Born in La Paz, Bolivia in 1953, Carmen Perrin arrived in Switzerland in 1960 when her father decided to return with his entire family to his native country. She studied at the Fine Arts and Applied Arts School (now known as HEAD) in Geneva, graduating in 1981. Together with fellow artists Stéphane Brunner, Albert Piloud and Jean Stern, she opened the exhibition space Dioptre, where she showed her work from 1981 to 1983 as well as at the gallery Andata/Ritorno. In the mid eighties, she began exhibiting in France and moved to Marseille in 1986, where she lived for the next 10 years. 

Since then, she has been awarded various prizes for her work and in 1993, she moved to London for two years on a grant from the Landis & Gyr Foundation in Zug. She taught at the Fine Arts School in Geneva from 1988 until 2004, when she decided to focus exclusively on her own art. Perrin’s permanent works in the public domain can be admired at the Cornavin train station in Geneva, the Kloten Airport in Zurich, the Jardins d’Eole in Paris among others.  In 2017, her work was shown for the opening of the Pavillon Sicli in Geneva. She now lives and works between Switzerland and France. 

About the artworks

Since the early 1980s, Carmen Perrin has established herself as a visual artist making sculptures. Towards the end of the decade, she began working in the public domain on urban projects in collaboration with architects, producing pieces increasingly concerned with architectural and landscape contexts. Through her installations, she tries to create a close relationship between light and materials and the architectural and social characteristics of the space they exist in, whether public or private. In her studio work, she continues to research the close links between sculpture and drawing, producing drawings that have a strong connection with the physicality of their own production, be it time passing, the movement of the body or hand in space, its effort, etc. 

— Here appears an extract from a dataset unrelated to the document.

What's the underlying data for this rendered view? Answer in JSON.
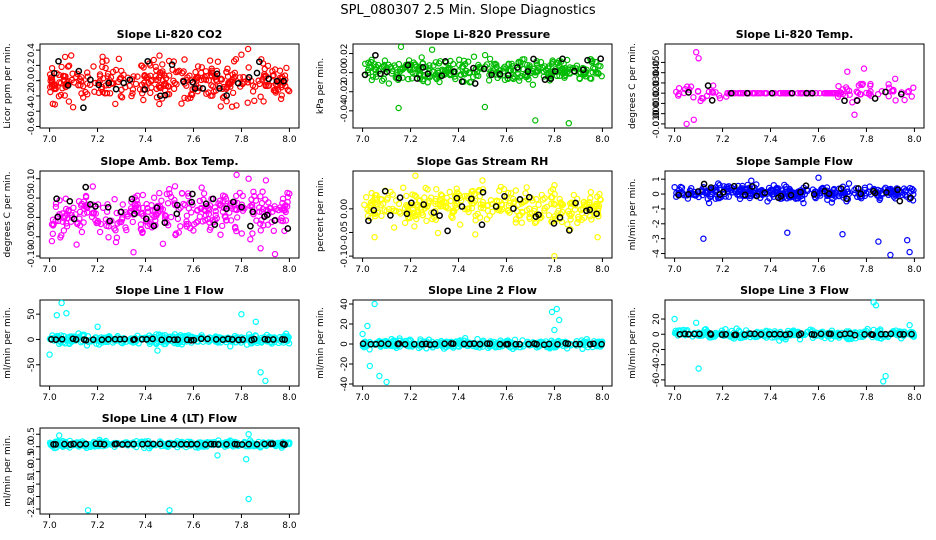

The meaning of her work is not to be found in the materials she uses – egg shells, bicarbonate, straws, bricks or industrial honeycomb polycarbonate panels – but rather in the evocative power they possess.

When she works with industrial materials such as steel and concrete, she often combines them with natural ones such as slate, wood and wicker, and manufactured materials such as bricks and rubber. 

There is always an intimate, almost narrative, relationship between experience, material, form, and context. Even when her installations take on monumental proportions, they remain discreet, encouraging viewers to enter into a physical relationship questioning the sense of perception of their own reality. Some of her research focuses on volume and how it can be defined by its contours or the surrounding void. It has also taken more playful turns in a series of tableaux in which she created textures with elastic or wire, or by removing material to make rhythmic and geometric compositions. She has applied this technique of using absence to solid structures, carving and piercing them, bringing a certain lightness, softness and vulnerability to otherwise hard and heavy objects.